いま、いぬじん氏が好きなWebサービスってなんですか。あと、Webに限らずでもこのサービス(発明)はいいなというものはありますか

ということで、WEBサービスといえばやはり一番はじめに思いつくのはブログで、ぼくはROM専時代から「はてなダイアリー」ってのは面白い人がいっぱい書いてるなあとうっすら思っていたし、その後継サービスとしての「はてなブログ」は立ち上げ直後くらいに仕事で関わって、自分も個人ブログを書きはじめたこともあり、「はてなブログ」にはとにかく思い入れが深い。

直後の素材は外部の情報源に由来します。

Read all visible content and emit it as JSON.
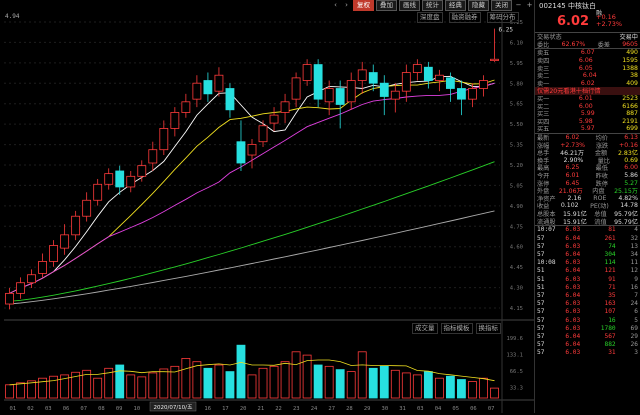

しかしWEBに限らず、と言われるとまあ世の中には素晴らしいサービス、素晴らしい発明があるので数えきれないけれど、そういえばぼくはメールのやりとりも嫌いじゃないし、子どもの頃の交換日記も楽しかったし、あとは学級紙とか学年紙のような、先生から定期的に配布されるやつ、ぼくの文章はあれによく掲載してもらえることがあって、そういやその頃に、自分の書いたものをみんなに読んでもらえる喜びを味わってしまったのだ、などと思った。

あとは、思い出すたびにちょっと辛い気持ちとあたたかい気持ちの両方がよみがえってくるのが、通っていた駿台で、予備校生向けに発行されていた『アセント』という雑誌である。

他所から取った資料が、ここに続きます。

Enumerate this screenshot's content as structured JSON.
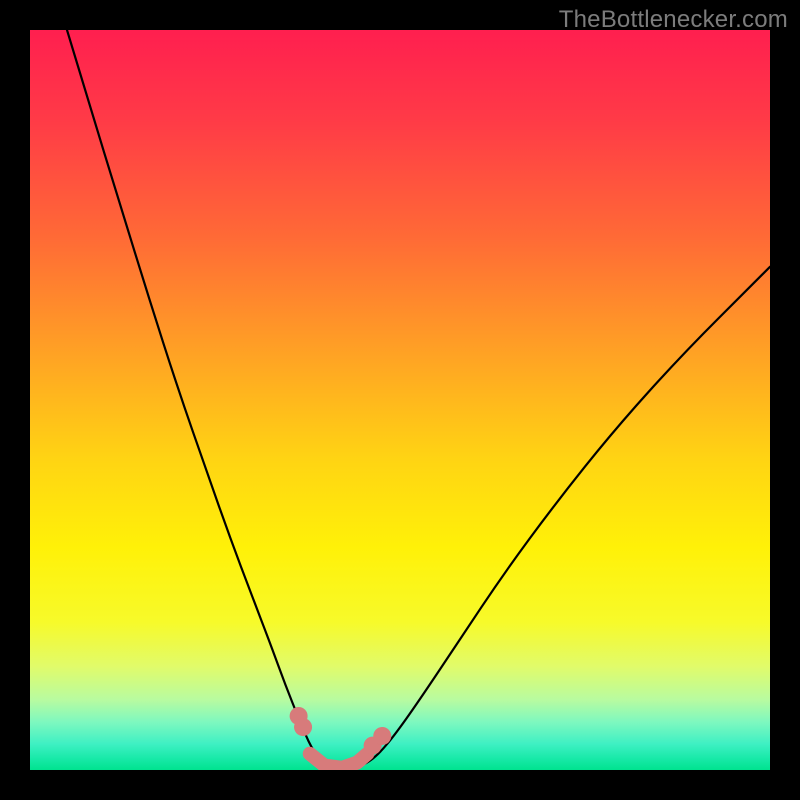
{
  "watermark": {
    "text": "TheBottlenecker.com"
  },
  "chart_data": {
    "type": "line",
    "title": "",
    "xlabel": "",
    "ylabel": "",
    "xlim": [
      0,
      100
    ],
    "ylim": [
      0,
      100
    ],
    "grid": false,
    "legend": false,
    "gradient_stops": [
      {
        "offset": 0.0,
        "color": "#ff1f4f"
      },
      {
        "offset": 0.12,
        "color": "#ff3a47"
      },
      {
        "offset": 0.28,
        "color": "#ff6a36"
      },
      {
        "offset": 0.44,
        "color": "#ffa324"
      },
      {
        "offset": 0.58,
        "color": "#ffd413"
      },
      {
        "offset": 0.7,
        "color": "#fff108"
      },
      {
        "offset": 0.8,
        "color": "#f7fa2a"
      },
      {
        "offset": 0.86,
        "color": "#e1fb6a"
      },
      {
        "offset": 0.905,
        "color": "#b8fba0"
      },
      {
        "offset": 0.935,
        "color": "#7ef8bf"
      },
      {
        "offset": 0.965,
        "color": "#3ef0c3"
      },
      {
        "offset": 0.985,
        "color": "#17e9a7"
      },
      {
        "offset": 1.0,
        "color": "#00e38f"
      }
    ],
    "series": [
      {
        "name": "bottleneck-curve",
        "stroke": "#000000",
        "stroke_width": 2.2,
        "points": [
          {
            "x": 5.0,
            "y": 100.0
          },
          {
            "x": 8.0,
            "y": 90.0
          },
          {
            "x": 12.0,
            "y": 77.0
          },
          {
            "x": 16.0,
            "y": 64.0
          },
          {
            "x": 20.0,
            "y": 51.5
          },
          {
            "x": 24.0,
            "y": 40.0
          },
          {
            "x": 27.0,
            "y": 31.5
          },
          {
            "x": 30.0,
            "y": 23.5
          },
          {
            "x": 32.5,
            "y": 17.0
          },
          {
            "x": 34.5,
            "y": 11.5
          },
          {
            "x": 36.5,
            "y": 6.5
          },
          {
            "x": 38.0,
            "y": 3.0
          },
          {
            "x": 39.5,
            "y": 1.0
          },
          {
            "x": 41.0,
            "y": 0.3
          },
          {
            "x": 43.0,
            "y": 0.2
          },
          {
            "x": 45.0,
            "y": 0.6
          },
          {
            "x": 47.0,
            "y": 2.0
          },
          {
            "x": 49.5,
            "y": 5.0
          },
          {
            "x": 53.0,
            "y": 10.0
          },
          {
            "x": 58.0,
            "y": 17.5
          },
          {
            "x": 64.0,
            "y": 26.5
          },
          {
            "x": 71.0,
            "y": 36.0
          },
          {
            "x": 79.0,
            "y": 46.0
          },
          {
            "x": 88.0,
            "y": 56.0
          },
          {
            "x": 98.0,
            "y": 66.0
          },
          {
            "x": 100.0,
            "y": 68.0
          }
        ]
      },
      {
        "name": "highlight-markers",
        "stroke": "#d77b7b",
        "marker_fill": "#d77b7b",
        "marker_radius_px": 9,
        "cap_stroke_width": 14,
        "points": [
          {
            "x": 36.3,
            "y": 7.3
          },
          {
            "x": 36.9,
            "y": 5.8
          },
          {
            "x": 46.3,
            "y": 3.3
          },
          {
            "x": 47.6,
            "y": 4.6
          }
        ],
        "cap_path": [
          {
            "x": 37.8,
            "y": 2.2
          },
          {
            "x": 39.8,
            "y": 0.6
          },
          {
            "x": 42.2,
            "y": 0.3
          },
          {
            "x": 44.2,
            "y": 1.0
          },
          {
            "x": 45.6,
            "y": 2.2
          }
        ]
      }
    ]
  }
}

なんせ読者は予備校生なので、目的は明確で、孤独な予備校生をなんとか元気づけようとか、勇気づけようとかいう意図がまっすぐに伝わってくる雑誌だった。

読者の投稿コーナーもあって、寝てしまいそうな自分をどう叱咤しているかとか、遊びたくなる欲望とどう戦っているかとか、まあそんなに面白いものではなかった気はするが、同じような辛い思いをしている人たちがいるんだと思うとホッとした気持ちになったものである。

予備校生というのは、いきなり高校でも大学でもない、なんの身分もない状態でパッと世界に放り出されてしまう。

そんな孤独を抱えて生きている若者に、君だけじゃないよ、他にも孤独な夜と戦っている人たちはいるんだよ、ということを『アセント』は感じさせてくれた。

ぼくはブログにも同じようなものを感じる。

この世界の中で、ぼくたち一人ひとりは孤独の中で生きていて、それはおそらくこれからも変わらないのだけれども、しかし同じように孤独に生きて、そこで感じたことを記事にしたためて、ボトルシップのようにインターネットの海へと流し、それがまったく関係のない誰かのもとに届く。

ぼくはそういう経験にずっと関心があるように思う。

それで、ぺんぎん氏に聞いてみたいことは、そうやって、まったくの偶然や誤配も含め、何かのメッセージを受け取ったことによって人生が(ちょっと)変わった経験はありますか、ということである。

ぼくにとってメッセージの最大の誤配は、コピーライターという言葉を、これをたまたま大学の図書館にあった「職業案内」という古い古い本の中で見つけてしまった、ということだろう。

もしあの誤配がなければ、一体いま自分は何をしていたのか、ちょっと想像もつかないが、しかしあの頃のぼくは、自分にとって大事な何かがふとした拍子に自分の前に現れることを期待していたように思う。

どこか遠いところへと行くためには、難しい理屈や完璧な理論ではなく、まったく違う世界からもたらされる、得体の知れない何かの存在が必要なのかもしれない。